Le changement d'heure actuel, qui permet de faire reculer notre consommation d'électricité, est donc indirectement un bienfait pour l'environnement. "L'éclairage faisant appel à des moyens de production électrique en partie carbonés, ces économies représentent un gain de l'ordre de 50.000 tonnes de C02", a ainsi calculé de son côté l'Ademe.
… et pour notre coordination avec le Soleil
Conserver l'heure d'été et supprimer définitivement l'heure d'hiver mettrait la France en décalage important avec le soleil.

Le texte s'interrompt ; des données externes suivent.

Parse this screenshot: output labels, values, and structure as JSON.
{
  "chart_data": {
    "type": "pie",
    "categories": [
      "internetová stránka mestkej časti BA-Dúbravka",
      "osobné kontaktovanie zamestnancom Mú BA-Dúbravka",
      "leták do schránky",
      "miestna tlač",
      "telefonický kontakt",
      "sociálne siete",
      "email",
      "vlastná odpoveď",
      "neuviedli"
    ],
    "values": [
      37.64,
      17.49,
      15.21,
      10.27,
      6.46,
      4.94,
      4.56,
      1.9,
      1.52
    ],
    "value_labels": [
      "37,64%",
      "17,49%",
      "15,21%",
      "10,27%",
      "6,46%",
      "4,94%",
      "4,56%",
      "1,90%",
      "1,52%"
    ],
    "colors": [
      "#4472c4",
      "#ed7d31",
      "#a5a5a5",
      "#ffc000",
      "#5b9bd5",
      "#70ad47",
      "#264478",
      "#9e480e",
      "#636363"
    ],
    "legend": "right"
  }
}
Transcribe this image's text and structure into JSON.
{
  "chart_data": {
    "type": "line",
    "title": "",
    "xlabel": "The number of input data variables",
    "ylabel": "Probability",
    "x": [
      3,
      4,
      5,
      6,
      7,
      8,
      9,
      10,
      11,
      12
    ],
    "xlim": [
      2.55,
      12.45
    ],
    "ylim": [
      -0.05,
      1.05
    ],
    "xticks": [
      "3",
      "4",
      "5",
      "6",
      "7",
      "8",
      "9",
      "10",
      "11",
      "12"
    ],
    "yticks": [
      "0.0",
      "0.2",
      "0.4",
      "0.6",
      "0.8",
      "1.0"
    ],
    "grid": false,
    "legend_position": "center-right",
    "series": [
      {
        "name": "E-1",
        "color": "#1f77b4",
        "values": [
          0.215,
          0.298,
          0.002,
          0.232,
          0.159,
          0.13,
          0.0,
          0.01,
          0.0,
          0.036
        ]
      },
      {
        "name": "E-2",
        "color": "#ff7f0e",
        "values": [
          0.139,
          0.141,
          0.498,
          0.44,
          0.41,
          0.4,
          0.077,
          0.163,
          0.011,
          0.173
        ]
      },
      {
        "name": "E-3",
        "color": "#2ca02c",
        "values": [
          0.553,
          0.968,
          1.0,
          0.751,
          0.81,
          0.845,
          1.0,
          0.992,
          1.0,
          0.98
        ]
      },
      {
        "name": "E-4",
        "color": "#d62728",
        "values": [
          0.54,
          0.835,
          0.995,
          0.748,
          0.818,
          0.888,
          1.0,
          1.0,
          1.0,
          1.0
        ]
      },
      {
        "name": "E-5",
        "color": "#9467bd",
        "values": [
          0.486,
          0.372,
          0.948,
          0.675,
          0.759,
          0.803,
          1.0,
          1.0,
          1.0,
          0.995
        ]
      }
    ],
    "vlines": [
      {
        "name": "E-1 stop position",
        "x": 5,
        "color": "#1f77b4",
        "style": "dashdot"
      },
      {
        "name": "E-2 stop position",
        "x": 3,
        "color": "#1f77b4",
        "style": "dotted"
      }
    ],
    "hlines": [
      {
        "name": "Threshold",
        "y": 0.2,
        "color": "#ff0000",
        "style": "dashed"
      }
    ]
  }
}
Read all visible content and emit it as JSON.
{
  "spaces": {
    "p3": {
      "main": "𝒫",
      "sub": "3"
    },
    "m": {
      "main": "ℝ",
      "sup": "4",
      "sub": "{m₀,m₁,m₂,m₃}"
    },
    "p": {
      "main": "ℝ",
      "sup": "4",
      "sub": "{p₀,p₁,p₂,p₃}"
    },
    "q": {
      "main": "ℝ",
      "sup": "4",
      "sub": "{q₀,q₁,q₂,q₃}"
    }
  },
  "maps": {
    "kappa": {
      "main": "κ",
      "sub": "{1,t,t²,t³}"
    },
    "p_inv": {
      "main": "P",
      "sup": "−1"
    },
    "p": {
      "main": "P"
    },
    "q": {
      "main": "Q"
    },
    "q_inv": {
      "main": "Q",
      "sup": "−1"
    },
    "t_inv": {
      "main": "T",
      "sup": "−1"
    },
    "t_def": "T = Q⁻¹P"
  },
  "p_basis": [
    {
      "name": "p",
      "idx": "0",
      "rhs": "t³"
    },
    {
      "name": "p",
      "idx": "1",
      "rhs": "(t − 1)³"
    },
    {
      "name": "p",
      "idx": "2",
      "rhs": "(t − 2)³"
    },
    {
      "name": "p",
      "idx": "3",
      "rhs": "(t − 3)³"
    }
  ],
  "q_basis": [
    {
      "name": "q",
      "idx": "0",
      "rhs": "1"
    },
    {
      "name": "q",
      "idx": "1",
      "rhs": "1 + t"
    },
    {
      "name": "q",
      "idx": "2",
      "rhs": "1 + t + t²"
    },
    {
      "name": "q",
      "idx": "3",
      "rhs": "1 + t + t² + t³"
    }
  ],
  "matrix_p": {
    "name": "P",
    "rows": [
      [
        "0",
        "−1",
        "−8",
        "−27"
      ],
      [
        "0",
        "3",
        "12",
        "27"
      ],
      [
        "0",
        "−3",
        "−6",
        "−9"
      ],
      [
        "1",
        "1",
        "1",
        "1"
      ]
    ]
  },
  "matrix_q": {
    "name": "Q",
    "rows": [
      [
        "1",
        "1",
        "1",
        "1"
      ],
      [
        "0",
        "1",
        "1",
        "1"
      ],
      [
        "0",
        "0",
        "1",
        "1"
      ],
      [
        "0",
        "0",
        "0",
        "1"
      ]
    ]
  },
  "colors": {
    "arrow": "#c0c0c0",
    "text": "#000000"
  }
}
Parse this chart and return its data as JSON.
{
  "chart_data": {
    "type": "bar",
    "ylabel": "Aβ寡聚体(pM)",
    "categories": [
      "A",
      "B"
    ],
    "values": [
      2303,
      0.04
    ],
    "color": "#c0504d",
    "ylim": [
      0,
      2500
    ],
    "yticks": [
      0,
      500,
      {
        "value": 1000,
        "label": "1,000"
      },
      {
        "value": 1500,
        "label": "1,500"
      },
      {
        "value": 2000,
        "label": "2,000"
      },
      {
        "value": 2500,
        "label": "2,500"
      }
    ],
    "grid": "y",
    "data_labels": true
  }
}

En effet, la France, avant sa décision de 1976, avait déjà une heure de décalage sur l'heure solaire. En 1945, Paris avait décidé de se caler sur GMT+1 heure dans un souci de compromis entre l'heure de Greenwich et l'heure allemande (GMT+2 heures). Avec le changement d'heure décidé en 1976, le décalage s'est aggravé : quand elle est en heure d'été, la France est en décalage de deux heures d'avec les horaires naturels.
A la clé, ce sont des "difficultés accrues", note le Sénat dans son rapport. L'heure d'été, pendant les jours plus courts de l'hiver, "aura pour conséquence que le lever du jour ne se produira qu'entre neuf et dix heures, heure légale, soit bien après le commencement des activités, notamment celui des horaires scolaires".